From Fabric v2.4 onwards, the Fabric Gateway client API is the recommended API for building client applications. There are implementations in Go, Node (TypeScript / JavaScript) and Java, each providing identical capability and behavior. The client API makes use of a Fabric Gateway service embedded within Fabric v2.4+ peers. This topic describes the Fabric Gateway model and considerations for production deployment.

The concepts described here map directly to methods provided by the client API, and will help you to understand the client API behavior. Provided you have a clear understanding of the Fabric transaction flow, you can treat this topic as reference material.

Background

To understand how Fabric Gateway works, it is necessary to understand the Fabric transaction submit (and evaluate) flow. This section provides a brief recap of the Fabric transaction flow from the perspective of the client.

Transaction submit flow

Submit represents a ledger update. In the following diagram, solid orange lines represent interactions between the client and network nodes, while dashed green lines represent interactions between network nodes.

Transaction submit flow

  1. Endorse: client sends transaction proposal to peers for endorsement.
    • The peer executes the smart contract's transaction function against its current ledger state to produce a read/write set and a return value for the transaction.
    • Successful endorsments must be gathered from sufficient organizations to meet the endorsement requirements, which may need to consider chaincode and state-based endorsement policies, chaincode-to-chaincode calls, and private data collections accessed by the transaction function; otherwise the transaction will fail validation later in the flow.
  2. Submit: client sends endorsed transaction to an orderer to be committed into a block.
  3. Orderers distribute committed blocks to all network peers, which validate the transactions against their current ledger state.
    • Valid transactions have their read/write sets applied to update the ledger.
    • Invalid transactions are marked with an appropriate validation code and do not update the ledger.
    • A common reason for validation failure is MVCC_READ_CONFLICT, which means that the ledger keys accessed by the transaction were modified between endorsement and validation. This is recoverable by running the submit flow again.
  4. Commit: client retrieves commit status for submitted transactions from peers and reports success or failure for the transaction submit depending on the transaction validation code.

Transaction evaluate flow

Evaluate represents a query and is essentially just the endorse step of the transaction submit flow.

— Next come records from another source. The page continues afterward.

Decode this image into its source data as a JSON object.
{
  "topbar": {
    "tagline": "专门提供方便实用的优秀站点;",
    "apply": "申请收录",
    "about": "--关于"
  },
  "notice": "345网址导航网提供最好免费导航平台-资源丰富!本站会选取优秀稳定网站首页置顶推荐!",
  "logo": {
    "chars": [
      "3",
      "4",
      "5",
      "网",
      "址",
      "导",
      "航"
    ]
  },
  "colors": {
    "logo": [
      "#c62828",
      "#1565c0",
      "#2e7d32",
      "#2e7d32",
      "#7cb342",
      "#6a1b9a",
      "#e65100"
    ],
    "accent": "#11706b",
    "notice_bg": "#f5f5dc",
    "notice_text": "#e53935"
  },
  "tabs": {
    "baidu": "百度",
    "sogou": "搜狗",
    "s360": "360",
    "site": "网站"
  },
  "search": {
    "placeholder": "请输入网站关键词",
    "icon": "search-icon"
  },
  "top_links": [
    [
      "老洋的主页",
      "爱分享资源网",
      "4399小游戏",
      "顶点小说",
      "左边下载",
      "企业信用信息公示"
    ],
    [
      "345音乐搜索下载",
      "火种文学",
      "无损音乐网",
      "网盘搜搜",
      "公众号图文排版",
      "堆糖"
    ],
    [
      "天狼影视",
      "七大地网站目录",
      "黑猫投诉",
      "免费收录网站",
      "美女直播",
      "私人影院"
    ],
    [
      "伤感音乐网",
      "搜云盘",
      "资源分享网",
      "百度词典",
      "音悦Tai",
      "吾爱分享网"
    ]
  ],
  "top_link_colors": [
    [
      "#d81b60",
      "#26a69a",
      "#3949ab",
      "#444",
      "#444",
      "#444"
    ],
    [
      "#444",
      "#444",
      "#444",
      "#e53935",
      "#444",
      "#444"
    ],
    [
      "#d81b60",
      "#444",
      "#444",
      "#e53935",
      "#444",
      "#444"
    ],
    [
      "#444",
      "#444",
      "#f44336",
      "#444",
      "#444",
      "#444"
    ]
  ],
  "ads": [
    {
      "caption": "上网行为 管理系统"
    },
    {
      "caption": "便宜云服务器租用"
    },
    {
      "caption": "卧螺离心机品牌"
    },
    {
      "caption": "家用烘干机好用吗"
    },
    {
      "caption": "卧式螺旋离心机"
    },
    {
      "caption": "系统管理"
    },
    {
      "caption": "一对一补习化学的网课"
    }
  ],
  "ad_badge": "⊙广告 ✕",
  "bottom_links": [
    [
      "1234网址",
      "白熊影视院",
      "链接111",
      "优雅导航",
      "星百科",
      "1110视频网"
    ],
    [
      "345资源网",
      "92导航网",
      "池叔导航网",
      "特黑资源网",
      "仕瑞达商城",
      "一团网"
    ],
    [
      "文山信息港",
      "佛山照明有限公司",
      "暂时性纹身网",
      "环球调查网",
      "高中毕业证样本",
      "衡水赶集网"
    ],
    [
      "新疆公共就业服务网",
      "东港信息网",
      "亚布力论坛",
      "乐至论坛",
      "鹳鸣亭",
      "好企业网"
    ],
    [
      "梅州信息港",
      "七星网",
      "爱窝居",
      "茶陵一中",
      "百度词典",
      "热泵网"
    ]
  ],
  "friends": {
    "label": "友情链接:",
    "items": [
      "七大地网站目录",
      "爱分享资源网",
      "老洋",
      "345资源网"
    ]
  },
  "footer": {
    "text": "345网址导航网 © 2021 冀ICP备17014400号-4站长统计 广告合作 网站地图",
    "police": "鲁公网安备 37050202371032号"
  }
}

  1. Evaluate: client sends a transaction proposal to a suitable peer for endorsement and obtains a return value.
    • The return value is based on the endorsing peer's current ledger state.
    • Endorsement policies do not need to be satisfied since the transaction is not submitted to update the ledger.
    • Access to private data collections needs to be considered when selecting peers.

Legacy client SDKs

The following diagram demonstrates how the transaction submit flow is executed for a client using one of the legacy SDKs. Solid orange lines represent interactions between the client and network nodes, which must cross the firewall at the boundary of the network deployment. Dashed green lines represent interactions between network nodes.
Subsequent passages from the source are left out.